Alves was in her element on the mountain terrain and used it to her advantage to slowly close the gap between her and Barnes. As the running became more consistent, Barnes started to slowly cut away at the gap Alves had created. We all soon realised that we had a real race on our hands.

“I felt much better in the heat today,” Alves said. “This course and place is amazing, the views are incredible and I am loving the race. To win today’s stage is a real bonus.”

****

It was a sentiment echoed by Barnes, “The course is incredible but extremely tough. Combined with the heat and the humidity it’s just brutal. I knew that I was always going to lose time this morning on that technical climb and I have to accept that Alves is stronger than me on those sections. I used my running speed to close the gap today but over the final km’s on the beach when I had hoped to push harder, I had nothing left to give.
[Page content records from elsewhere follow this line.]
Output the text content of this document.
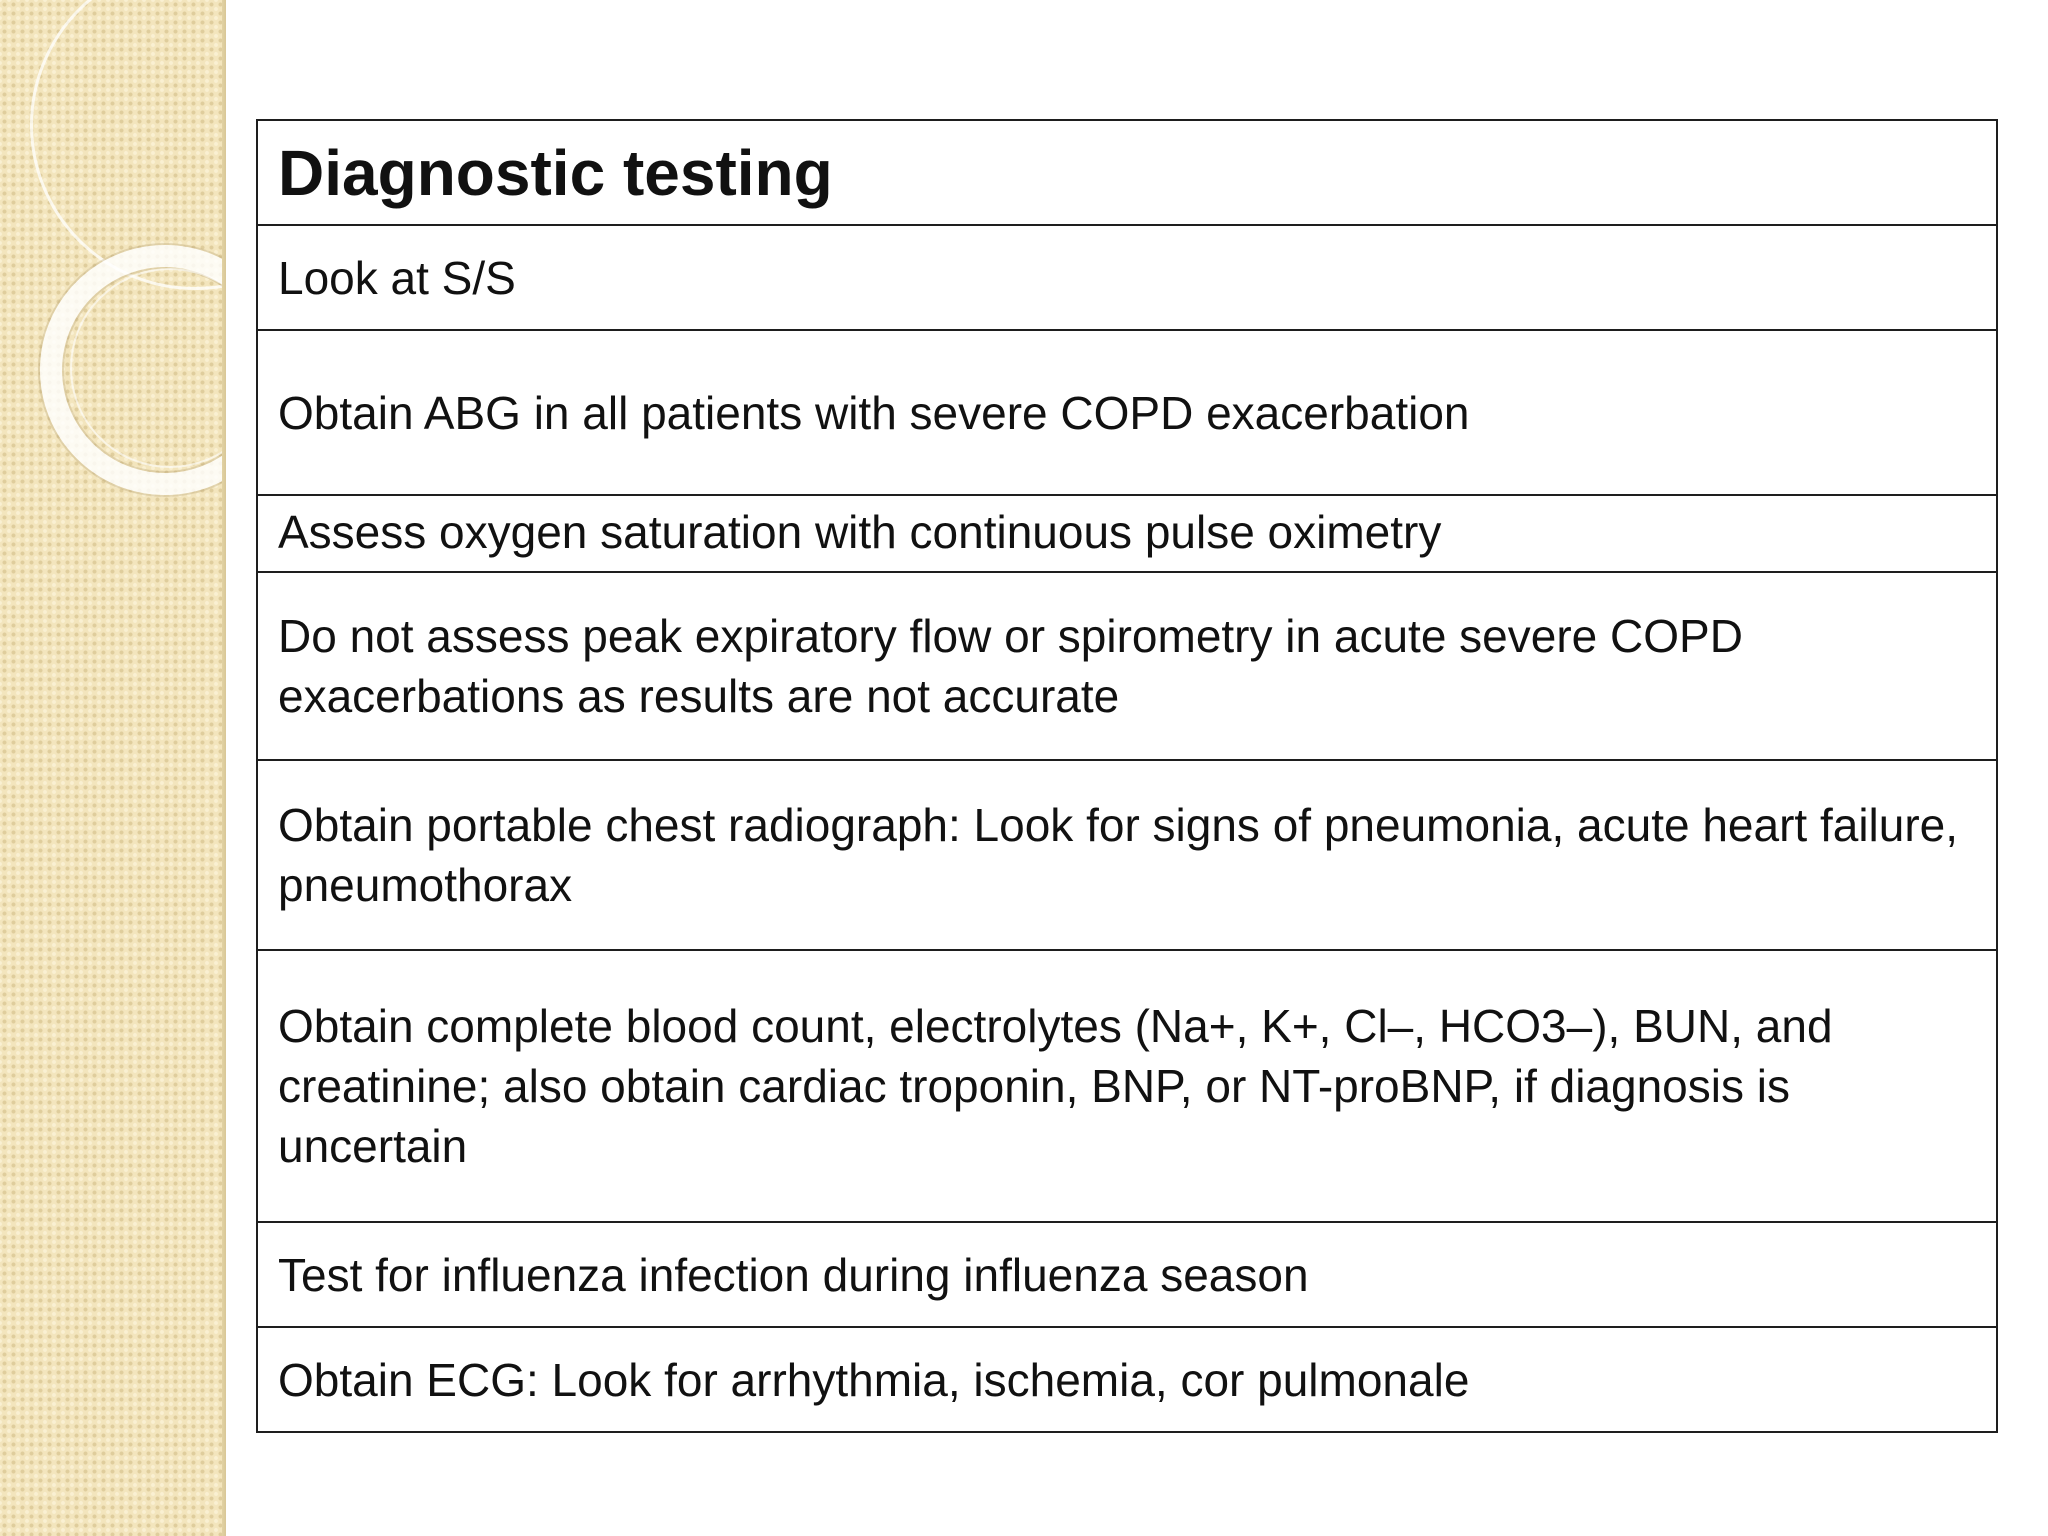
Diagnostic testing
Look at S/S
Obtain ABG in all patients with severe COPD exacerbation
Assess oxygen saturation with continuous pulse oximetry
Do not assess peak expiratory flow or spirometry in acute severe COPD exacerbations as results are not accurate
Obtain portable chest radiograph: Look for signs of pneumonia, acute heart failure, pneumothorax
Obtain complete blood count, electrolytes (Na+, K+, Cl–, HCO3–), BUN, and creatinine; also obtain cardiac troponin, BNP, or NT-proBNP, if diagnosis is uncertain
Test for influenza infection during influenza season
Obtain ECG: Look for arrhythmia, ischemia, cor pulmonale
It’s very close now with another very technical start to tomorrow’s stage; I have a race on my hands.”

Alves looked strong over the final 10-15km’s of today’s route, several river and sea crossings spiced up the race and the action but she didn’t waiver.

The overall standing in the ladies’s race are now:

  1. Elisabet Barnes 9:01:20
  2. Ester Alves 9:02:53
  3. Amy Gordon 11:15:53

Full ladies’s results HERE

Stage 3 is a tough day and the longest so far. The early stages of the race are very technical with a long run through a river bed that includes scrambling. The crossing of a waterfall and an extremely tough climb and then a long descent to the beach with a short final road section to camp. It’s a day where Don-Wauchope will be put under pressure but the real race will come between Alves and Barnes. Expect Barnes to lose time early on and then the big question will be, can she close the gap and reel Alves in.